Ive heard of and even know guys like you said...who say they would leave a girl if she got pregnant or coerce her into having an abortion. But they also are pretty fanatic about safe sex cause they want to prevent that from even happening. But then, guys also have to deal with being tricked into it...like by girls who purposely dont take the pill or pop holes in condoms or try and empty the contents into them to get pregnant.
When my ex and I broke up, his mom had a heart to heart talk with me, and flat out said I need to get pregnant, and that he will do the right thing and marry me....that that how she got his dad to marry her when he decided he "needed some space". I was like :O Even worse, my ex knows he was essentially just a "trick baby" and is so paranoid about someone doing that to him.
All the stuff that goes on involving kids really is so mind boggling. I mean, even if one knows a bit of a story, theres often a lot more story behind it. And its the kids that suffer from the dynamics of it all. It really sucks.
sananeko
06-26-2011, 10:28 AM
I'm going cross-eyed with all the stories.. I might of missed it but did the test get done?
Kellydancer
06-26-2011, 11:45 AM
Well, hes not responsible cause he wants to be :D He said he had too much on his plate to help me out. So, I filed for support and its garnished from his wages before he even sees it. kiddo had a lot of health problems too and as it turns out was born with a heart defect, so he had to hear it from me, grilling him about his family history trying to figure out what was going on, cause I have no history of birth defects or heart problems in my family. Thats another thing too....health history is so important. If something life threatening is happening to a child, knowing the fathers history can possibly be a deal-breaker.
Ive heard of and even know guys like you said...who say they would leave a girl if she got pregnant or coerce her into having an abortion. But they also are pretty fanatic about safe sex cause they want to prevent that from even happening. But then, guys also have to deal with being tricked into it...like by girls who purposely dont take the pill or pop holes in condoms or try and empty the contents into them to get pregnant.
When my ex and I broke up, his mom had a heart to heart talk with me, and flat out said I need to get pregnant, and that he will do the right thing and marry me....that that how she got his dad to marry her when he decided he "needed some space". I was like :O Even worse, my ex knows he was essentially just a "trick baby" and is so paranoid about someone doing that to him.
All the stuff that goes on involving kids really is so mind boggling. I mean, even if one knows a bit of a story, theres often a lot more story behind it. And its the kids that suffer from the dynamics of it all. It really sucks.

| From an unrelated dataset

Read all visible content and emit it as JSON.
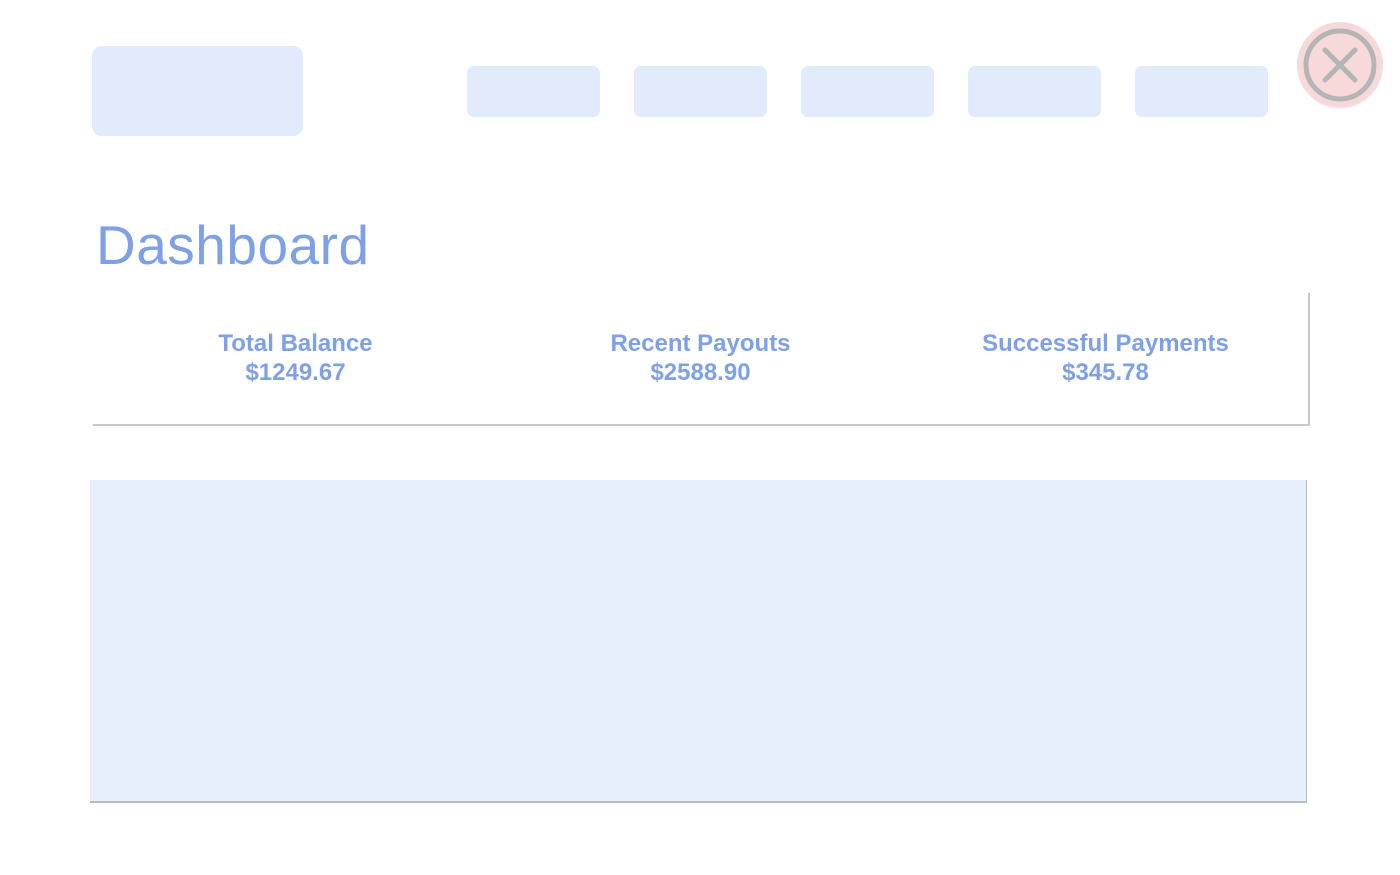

That ex isn't your child's father, is he? My last ex (flakey) was terrified he would get a woman pregnant because then he would marry her. His family pushed into him from an early age that if he gets someone pregnant marriage is the only option. As a result he's terrified of sex and has only had sex with long time girlfriends (not me). To me that's just as bad as the men who don't care who they get pregnant. An ex from many years ago forced two girlfriends to have abortions and rarely liked to used condoms, but I required them.
BlkSharpie
06-26-2011, 08:19 PM
^^Nope, my childs father was deployed a week after I got pregnant... havnt seen him since...his choice. But hes paid for support since she was born.
DanceMami
06-29-2011, 06:57 AM
Nope, no tests yet. I haven't even asked him about this since he told me a couple weeks ago, and I don't plan to ask him. Let him deal with it, and Ill worry about it later.